Feuer in Flüchtlingsunterkünften: Sechs Verletzte und verbrannte Dächer
Im baden-württembergischen Rottenburg brennt eine Flüchtlingseinrichtung, in Thüringen brennen Dachstühle. Ein Fall war klar politisch motiviert.
afp/dpa | Bei einem Brand in einer Flüchtlingsunterkunft im baden-württembergischen Rottenburg sind in der Nacht zum Montag mehrere Bewohner verletzt worden, vier von ihnen mussten ins Krankenhaus gebracht werden. Aus noch ungeklärter Ursache brannten dutzende Container nieder, wie die Polizei mitteilte, alle 80 Flüchtlinge mussten verlegt werden. Im thüringischen Ebeleben brannten die Dachstühle von drei Wohnblocks nieder, in denen Flüchtlinge untergebracht werden sollten.
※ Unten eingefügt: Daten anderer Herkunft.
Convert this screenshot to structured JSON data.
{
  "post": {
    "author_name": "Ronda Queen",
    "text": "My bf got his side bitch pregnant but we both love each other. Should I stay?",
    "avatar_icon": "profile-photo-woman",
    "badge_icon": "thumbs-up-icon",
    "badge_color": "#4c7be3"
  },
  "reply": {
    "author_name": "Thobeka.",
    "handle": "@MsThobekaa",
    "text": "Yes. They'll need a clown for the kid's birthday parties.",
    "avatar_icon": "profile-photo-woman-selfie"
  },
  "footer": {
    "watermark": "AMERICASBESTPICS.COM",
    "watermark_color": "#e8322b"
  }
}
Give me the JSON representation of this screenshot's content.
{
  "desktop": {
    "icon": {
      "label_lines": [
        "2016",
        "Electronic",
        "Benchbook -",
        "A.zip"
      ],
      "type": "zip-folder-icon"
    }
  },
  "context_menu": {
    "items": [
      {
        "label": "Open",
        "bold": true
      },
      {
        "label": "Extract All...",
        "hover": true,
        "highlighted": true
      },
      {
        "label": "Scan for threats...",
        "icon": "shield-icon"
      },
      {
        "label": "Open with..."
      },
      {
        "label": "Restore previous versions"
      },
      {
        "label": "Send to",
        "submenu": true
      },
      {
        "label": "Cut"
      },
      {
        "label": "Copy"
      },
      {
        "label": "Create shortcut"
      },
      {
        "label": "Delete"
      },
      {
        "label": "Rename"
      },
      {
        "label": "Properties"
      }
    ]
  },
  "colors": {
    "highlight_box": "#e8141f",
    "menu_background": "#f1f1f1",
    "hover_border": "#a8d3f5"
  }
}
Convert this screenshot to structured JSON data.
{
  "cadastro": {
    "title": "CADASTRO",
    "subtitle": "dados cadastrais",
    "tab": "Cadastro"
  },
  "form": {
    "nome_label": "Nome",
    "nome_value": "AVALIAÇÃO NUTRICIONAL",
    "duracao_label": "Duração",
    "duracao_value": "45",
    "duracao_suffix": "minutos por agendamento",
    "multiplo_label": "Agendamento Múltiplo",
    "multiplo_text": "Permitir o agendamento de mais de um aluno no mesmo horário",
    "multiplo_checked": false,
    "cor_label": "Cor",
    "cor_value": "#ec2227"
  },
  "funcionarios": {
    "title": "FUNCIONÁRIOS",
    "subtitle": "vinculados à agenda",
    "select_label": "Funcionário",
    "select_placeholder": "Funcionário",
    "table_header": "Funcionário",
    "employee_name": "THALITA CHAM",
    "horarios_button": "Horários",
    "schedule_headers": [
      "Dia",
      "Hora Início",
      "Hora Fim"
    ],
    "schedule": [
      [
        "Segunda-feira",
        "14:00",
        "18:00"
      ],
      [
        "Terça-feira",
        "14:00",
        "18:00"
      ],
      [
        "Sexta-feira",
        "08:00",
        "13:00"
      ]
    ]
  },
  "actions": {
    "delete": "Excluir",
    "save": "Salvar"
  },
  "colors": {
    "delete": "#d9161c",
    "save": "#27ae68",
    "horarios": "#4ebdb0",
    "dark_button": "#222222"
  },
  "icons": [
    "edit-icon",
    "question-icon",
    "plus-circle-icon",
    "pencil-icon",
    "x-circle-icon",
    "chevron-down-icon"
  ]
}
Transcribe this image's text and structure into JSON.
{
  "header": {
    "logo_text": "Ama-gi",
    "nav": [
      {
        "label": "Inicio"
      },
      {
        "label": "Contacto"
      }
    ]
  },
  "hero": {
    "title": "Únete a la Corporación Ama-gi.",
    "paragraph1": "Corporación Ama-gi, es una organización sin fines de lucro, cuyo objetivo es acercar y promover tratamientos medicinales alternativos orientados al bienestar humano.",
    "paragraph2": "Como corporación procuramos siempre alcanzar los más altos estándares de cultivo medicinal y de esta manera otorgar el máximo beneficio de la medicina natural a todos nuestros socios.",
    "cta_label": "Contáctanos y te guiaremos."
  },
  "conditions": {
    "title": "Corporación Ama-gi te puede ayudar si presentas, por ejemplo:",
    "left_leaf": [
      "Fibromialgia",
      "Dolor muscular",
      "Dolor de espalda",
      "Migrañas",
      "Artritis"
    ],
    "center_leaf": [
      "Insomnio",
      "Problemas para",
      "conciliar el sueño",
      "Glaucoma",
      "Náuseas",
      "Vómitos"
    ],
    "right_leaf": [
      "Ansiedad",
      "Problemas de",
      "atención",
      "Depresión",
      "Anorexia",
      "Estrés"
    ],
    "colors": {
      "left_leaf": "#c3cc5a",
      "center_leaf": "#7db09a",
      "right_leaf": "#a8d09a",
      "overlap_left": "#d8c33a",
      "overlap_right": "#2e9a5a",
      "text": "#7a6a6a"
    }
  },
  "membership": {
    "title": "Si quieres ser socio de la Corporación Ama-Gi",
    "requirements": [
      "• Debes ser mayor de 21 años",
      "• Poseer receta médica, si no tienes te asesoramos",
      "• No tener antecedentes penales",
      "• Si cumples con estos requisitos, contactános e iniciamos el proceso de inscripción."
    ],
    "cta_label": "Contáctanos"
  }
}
Die Zahl der Verletzten bei dem Brand in Rottenburg erhöhte sich im Laufe des Montags. Insgesamt seien sechs Bewohner leicht verletzt worden, hieß es auf einer Pressekonferenz. Am Morgen war zunächst von fünf Verletzten die Rede gewesen. Vier Flüchtlinge kamen ins Krankenhaus, wie ein Polizeisprecher sagte. Drei Menschen hatten Rauchgas eingeatmet, ein weiterer erlitt eine Schulterverletzung. Zwei Bewohner zogen sich Knochenbrüche zu, als sie aus dem Fenster sprangen oder kletterten.
In dem Wohncontainerdorf hatten dem Polizeisprecher zufolge rund 80 Asylbewerber gewohnt. Etwa die Hälfte der 56 Wohncontainer geriet in Brand, auch die übrigen waren infolge des Feuers unbewohnbar. Die Flüchtlinge wurden mit Bussen in die Festhalle von Rottenburg gebracht, wo das Deutsche Rote Kreuz die Menschen versorgte. Mehr als 100 Feuerwehrleute waren im Einsatz, um den Brand zu löschen. Die Kriminalpolizei richtete eine Ermittlungsgruppe ein, die Brandursache sei noch völlig unklar.
Im thüringischen Ebeleben gingen gegen 3.30 Uhr Meldungen über den Brand in drei Wohnblocks ein, die für die Aufnahme von Flüchtlingen vorbereitet wurden. Die Dachstühle brannten nieder, es habe eine Verletzten gegeben, sagte ein Sprecher der Einsatzzentrale. Das Feuer war laut Polizei ein politisch motivierter Brandanschlag. Ein technischer Defekt könne ausgeschlossen werden, sagte eine Polizeisprecherin in Nordhausen. Es wurde ein Führungsstab für die Ermittlungen eingerichtet.
In den vergangenen Wochen waren in verschiedenen Teilen Deutschlands immer wieder Brandanschläge auf Flüchtlingsunterkünfte verübt worden.